4.              Il résulte de ce qui précède que le recours doit être rejeté et l’ordonnance entreprise confirmée.

 

              Les frais de la procédure de recours, constitués en l’espèce du seul émolument d’arrêt (art. 422 al. 1 CPP), par 1'100 fr. (art. 20 al. 1 TFIP [Tarif des frais de procédure et indemnités en matière pénale du 28 septembre 2010 ; BLV 312.03.1]), seront mis à la charge du recourant, qui succombe (art. 428 al. 1 CPP).

 

 

Par ces motifs,

la Chambre des recours pénale

prononce :

 

              I.              Le recours est rejeté.

              II.              L’ordonnance du 31 janvier 2022 est confirmée.

              III.              Les frais d’arrêt, par 1'100 fr. (mille cent francs), sont mis à la charge de T.________.

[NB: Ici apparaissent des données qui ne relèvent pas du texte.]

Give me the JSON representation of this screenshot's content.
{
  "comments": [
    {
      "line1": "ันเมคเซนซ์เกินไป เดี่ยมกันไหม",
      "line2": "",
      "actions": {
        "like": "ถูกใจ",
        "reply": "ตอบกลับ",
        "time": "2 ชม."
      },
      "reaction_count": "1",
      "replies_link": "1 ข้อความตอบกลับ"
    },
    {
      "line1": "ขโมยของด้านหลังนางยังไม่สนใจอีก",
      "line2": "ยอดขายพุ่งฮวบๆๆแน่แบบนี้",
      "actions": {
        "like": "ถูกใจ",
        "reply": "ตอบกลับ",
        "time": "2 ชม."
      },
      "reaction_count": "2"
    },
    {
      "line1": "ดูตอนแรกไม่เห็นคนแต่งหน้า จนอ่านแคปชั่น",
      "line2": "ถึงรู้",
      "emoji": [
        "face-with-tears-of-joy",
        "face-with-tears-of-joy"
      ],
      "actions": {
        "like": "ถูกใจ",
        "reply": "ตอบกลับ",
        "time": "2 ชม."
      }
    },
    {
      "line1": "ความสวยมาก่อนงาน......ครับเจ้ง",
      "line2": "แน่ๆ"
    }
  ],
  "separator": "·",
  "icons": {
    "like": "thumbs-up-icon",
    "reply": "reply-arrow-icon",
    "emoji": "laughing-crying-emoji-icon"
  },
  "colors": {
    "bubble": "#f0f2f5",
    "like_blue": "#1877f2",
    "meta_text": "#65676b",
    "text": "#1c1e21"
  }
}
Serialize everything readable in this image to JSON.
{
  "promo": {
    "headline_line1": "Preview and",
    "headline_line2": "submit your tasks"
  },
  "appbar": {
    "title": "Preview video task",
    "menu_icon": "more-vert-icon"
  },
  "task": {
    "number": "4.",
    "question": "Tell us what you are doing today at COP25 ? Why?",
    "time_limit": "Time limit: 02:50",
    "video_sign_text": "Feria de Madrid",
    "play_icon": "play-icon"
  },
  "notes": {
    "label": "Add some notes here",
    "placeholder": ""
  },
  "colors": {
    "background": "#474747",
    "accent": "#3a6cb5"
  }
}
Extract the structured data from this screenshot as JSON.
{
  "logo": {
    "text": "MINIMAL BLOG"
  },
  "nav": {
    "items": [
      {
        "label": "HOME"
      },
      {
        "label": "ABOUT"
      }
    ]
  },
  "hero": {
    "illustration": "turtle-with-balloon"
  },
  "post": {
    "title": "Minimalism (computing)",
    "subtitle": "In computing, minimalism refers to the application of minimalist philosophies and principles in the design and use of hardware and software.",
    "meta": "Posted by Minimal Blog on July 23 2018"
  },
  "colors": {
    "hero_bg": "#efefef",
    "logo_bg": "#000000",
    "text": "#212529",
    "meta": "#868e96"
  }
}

              IV.              L’arrêt est exécutoire.

 

La présidente :               Le greffier :

 

 

              Du

 

              Le présent arrêt, dont la rédaction a été approuvée à huis clos, est notifié, par l'envoi d'une copie complète, à :

-              Me Rachid Hussein, avocat (pour T.________),

-              Me Emilie Rodriguez, avocate (pour B.________),

-              Ministère public central,

 

              et communiqué à :

‑              M. le Procureur de l’arrondissement de Lausanne,

 

              par l’envoi de photocopies.

 

              Le présent arrêt peut faire l'objet d'un recours en matière pénale devant le Tribunal fédéral au sens des art. 78 ss LTF (loi du 17 juin 2005 sur le Tribunal fédéral ; RS 173.110). Ce recours doit être déposé devant le Tribunal fédéral dans les trente jours qui suivent la notification de l'expédition complète (art. 100 al. 1 LTF).